As Anna Gual explains in the prologue to this volume of Complete PoetryBishop was a lifelong, slow, and severely self-demanding writer: not only could she spend years working on a poem, but she also experienced the long periods of writer's block with great intensity. In this sense, it's difficult not to read poems like The map either More than 2,000 illustrations and complete consistency like a struggle Bishop has with herself, with her desire to reveal herself and simultaneously her need to hide. It's not a play on words. Bishop's poetic procedure, especially when it materializes in long poems that function as lyrical descriptions of the element mentioned in the title (the state of Florida in the poem). Floridaa cold spring in the poem A cold spring), It suggests an extreme version of the Eliotian objective correlative, the technique that allows the poet to express himself impersonally.
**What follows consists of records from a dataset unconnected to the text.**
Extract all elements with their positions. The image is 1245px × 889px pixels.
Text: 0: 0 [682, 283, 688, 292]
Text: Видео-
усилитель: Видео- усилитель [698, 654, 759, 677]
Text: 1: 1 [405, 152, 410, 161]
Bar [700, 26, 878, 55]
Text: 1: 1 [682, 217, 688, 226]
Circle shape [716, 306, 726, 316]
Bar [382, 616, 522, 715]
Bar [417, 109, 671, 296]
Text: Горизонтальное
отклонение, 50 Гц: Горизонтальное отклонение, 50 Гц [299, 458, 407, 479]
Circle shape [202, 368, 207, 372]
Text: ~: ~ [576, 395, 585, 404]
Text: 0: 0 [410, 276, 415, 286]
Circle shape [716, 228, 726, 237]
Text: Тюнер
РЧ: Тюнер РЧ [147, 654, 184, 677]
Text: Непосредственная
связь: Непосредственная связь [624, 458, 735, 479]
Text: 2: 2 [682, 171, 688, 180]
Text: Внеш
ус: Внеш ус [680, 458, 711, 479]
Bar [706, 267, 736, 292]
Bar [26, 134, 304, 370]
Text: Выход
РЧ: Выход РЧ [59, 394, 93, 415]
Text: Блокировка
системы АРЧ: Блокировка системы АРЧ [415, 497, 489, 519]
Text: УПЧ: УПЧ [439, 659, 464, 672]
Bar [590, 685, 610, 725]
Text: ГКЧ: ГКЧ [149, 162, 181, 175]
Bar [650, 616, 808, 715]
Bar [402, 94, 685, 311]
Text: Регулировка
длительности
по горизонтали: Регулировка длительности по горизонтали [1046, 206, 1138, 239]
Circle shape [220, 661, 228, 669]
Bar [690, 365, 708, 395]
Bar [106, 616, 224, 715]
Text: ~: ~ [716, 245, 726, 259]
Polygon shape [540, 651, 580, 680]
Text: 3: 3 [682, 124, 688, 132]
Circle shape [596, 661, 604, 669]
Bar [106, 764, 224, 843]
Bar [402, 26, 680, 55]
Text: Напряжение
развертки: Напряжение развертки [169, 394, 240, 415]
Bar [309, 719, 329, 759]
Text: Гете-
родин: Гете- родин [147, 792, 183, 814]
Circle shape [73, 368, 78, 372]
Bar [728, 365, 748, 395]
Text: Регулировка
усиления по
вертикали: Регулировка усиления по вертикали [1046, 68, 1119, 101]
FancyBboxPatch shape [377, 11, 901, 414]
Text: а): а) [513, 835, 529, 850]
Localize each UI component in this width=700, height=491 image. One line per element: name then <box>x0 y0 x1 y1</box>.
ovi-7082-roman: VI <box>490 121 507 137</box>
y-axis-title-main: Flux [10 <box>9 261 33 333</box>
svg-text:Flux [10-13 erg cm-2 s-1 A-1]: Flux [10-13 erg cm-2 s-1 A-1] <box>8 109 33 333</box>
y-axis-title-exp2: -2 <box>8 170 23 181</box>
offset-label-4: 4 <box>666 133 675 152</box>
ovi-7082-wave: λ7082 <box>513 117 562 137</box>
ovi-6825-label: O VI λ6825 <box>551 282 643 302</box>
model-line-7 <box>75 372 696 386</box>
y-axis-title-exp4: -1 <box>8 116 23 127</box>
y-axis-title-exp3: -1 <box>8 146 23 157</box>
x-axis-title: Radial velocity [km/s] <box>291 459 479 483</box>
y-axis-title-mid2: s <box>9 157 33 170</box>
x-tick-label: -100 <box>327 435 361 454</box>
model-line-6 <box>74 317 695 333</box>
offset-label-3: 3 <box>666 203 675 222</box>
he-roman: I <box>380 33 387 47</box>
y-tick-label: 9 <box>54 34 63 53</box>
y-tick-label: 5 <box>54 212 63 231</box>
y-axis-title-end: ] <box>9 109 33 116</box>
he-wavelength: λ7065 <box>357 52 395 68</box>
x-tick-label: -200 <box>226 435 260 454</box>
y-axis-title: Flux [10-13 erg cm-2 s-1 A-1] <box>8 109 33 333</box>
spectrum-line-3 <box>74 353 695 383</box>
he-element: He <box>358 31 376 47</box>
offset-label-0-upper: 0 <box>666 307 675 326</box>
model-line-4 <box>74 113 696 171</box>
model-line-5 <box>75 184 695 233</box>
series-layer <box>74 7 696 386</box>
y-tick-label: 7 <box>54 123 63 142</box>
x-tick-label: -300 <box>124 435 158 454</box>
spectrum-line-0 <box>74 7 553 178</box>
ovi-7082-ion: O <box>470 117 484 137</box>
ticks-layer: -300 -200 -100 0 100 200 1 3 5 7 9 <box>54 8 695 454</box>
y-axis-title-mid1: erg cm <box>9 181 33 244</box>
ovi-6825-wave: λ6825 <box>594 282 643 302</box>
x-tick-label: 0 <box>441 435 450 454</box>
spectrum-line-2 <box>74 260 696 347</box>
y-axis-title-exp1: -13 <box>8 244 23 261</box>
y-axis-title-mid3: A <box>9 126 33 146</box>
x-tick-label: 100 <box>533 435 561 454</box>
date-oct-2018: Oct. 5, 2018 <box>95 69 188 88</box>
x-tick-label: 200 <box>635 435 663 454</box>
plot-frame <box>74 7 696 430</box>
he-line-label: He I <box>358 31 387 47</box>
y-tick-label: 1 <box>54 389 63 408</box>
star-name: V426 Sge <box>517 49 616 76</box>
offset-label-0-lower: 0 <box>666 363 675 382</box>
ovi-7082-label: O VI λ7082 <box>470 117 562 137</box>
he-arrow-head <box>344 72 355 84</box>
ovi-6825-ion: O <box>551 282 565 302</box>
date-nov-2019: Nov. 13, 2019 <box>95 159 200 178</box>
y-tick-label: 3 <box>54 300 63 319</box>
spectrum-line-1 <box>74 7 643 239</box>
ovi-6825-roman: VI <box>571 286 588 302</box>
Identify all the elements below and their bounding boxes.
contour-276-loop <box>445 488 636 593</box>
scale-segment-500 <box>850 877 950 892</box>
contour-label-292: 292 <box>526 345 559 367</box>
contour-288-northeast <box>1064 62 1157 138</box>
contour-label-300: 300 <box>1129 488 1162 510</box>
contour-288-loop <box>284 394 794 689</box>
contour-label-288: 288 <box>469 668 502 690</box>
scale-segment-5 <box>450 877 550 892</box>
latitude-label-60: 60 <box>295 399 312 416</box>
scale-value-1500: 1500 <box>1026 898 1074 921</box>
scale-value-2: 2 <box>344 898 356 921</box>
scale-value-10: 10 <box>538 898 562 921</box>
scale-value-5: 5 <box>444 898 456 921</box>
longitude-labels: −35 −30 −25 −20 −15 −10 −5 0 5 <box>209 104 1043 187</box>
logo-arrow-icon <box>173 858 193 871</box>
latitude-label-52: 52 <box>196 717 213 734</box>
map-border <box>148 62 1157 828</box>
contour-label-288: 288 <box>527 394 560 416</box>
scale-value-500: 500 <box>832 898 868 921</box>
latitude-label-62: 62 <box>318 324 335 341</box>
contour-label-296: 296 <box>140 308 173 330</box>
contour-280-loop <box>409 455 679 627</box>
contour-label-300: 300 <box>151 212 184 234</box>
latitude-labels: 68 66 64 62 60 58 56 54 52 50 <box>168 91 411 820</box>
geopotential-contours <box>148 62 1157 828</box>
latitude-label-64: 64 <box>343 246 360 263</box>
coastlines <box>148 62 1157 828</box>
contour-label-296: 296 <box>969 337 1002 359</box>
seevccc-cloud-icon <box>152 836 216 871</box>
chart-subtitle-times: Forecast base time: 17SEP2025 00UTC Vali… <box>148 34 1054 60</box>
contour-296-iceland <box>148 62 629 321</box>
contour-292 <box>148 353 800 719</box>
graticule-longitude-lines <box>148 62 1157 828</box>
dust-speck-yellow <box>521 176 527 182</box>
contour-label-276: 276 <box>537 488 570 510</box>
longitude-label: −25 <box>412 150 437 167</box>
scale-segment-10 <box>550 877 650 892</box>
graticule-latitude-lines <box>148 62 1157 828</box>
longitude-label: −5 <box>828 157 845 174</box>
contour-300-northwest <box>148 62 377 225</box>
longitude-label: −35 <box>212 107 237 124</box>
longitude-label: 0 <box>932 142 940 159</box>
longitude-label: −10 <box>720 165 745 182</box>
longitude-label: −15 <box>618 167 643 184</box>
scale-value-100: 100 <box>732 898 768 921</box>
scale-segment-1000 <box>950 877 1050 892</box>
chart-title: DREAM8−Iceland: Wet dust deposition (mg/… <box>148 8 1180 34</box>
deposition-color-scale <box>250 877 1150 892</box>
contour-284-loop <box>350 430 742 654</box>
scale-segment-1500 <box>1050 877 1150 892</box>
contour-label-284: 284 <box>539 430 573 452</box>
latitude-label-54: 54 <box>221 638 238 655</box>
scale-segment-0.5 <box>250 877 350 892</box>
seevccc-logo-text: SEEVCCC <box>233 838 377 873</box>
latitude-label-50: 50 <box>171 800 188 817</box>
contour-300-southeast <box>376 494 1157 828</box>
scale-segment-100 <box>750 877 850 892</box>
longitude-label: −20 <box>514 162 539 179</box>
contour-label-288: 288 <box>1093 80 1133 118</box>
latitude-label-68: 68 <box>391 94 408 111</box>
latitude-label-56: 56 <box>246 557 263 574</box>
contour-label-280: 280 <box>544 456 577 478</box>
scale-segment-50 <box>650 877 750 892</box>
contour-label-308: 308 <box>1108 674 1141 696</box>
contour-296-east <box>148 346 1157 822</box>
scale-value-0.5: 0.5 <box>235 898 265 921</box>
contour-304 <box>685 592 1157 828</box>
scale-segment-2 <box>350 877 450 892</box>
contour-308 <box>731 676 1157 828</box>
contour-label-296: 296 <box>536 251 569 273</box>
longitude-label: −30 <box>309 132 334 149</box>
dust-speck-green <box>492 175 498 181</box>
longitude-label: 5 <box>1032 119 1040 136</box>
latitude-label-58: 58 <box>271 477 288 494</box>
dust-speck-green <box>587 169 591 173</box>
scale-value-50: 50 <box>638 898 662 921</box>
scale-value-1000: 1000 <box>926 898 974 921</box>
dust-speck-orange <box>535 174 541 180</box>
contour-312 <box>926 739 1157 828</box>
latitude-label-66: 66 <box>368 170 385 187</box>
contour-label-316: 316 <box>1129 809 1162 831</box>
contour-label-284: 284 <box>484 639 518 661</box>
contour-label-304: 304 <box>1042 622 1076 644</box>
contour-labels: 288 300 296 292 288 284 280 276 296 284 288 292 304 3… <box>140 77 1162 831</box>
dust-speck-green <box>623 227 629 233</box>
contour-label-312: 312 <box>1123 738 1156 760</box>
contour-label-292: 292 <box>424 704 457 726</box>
The need to erase bad memories
Concealment, unspoken secrets, and traumas locked away were constants in Bishop's life. Her father died when she was only eight months old, her mother was permanently committed to a psychiatric hospital when she was five (she never saw her again), and an uncle with whom she lived for years sexually abused her when she was still a child. The need to erase the bad memories—to bury the accumulation of wounds that shaped her—led her to alcohol, an addiction she could never shake. As if that weren't enough, Bishop was also a lesbian, or bisexual, in a time when being so and having it known could greatly complicate your life. In an excellent article published in 2017 in the magazine New YorkerCultural critic Claudia Roth Pierpont explained that Bishop's posthumous glory, after receiving numerous awards during her lifetime, was partly due to the revelation of her lesbian relationships. Suddenly, she became worthy of recognition within the context of cultural studies in the 1980s. Roth Pierpont cautions, however, that Bishop's poetry does not lend itself to biographical readings. This doesn't mean her life isn't present in the poems. It means it doesn't exist in a literal and mechanically predictable way. And it means that her rich, yet elusive and indirect, diction can be as personal as the most direct clarity.
Author of only four books of poems during her lifetime—this volume includes most of the previously unpublished works released posthumously—Bishop is a very difficult poet to translate because, in the original English, her poetry is simultaneously highly conceptual, highly musical, and highly visual. The rhythm and rhymes, the precise yet ambivalently expressive meanings, the graphic power of some of the images she evokes, form a rhetorical framework of such intricate complexity that it is difficult to translate into Catalan. Nevertheless, Jordi Fité's work is truly commendable.
The volume contains some memorable poems. I would highlight two: An artwhich can be read as a self-ironic celebration of learning the art of loss (losing keys, time, houses, a love), and Crusoe in England, which refers to the poem The Journey of the Three Kings by T.S. Eliot. Both poems function as the recollection and evocation of an inexplicable event that marks a turning point, causing everything to lose meaning and simultaneously gain meaning—in Eliot's case, through the discovery of true faith; in Bishop's, through the discovery of something (an emotion), an authentic emotion. I'm not entirely sure, though. Again, I see the colors more than the motif. But what colors!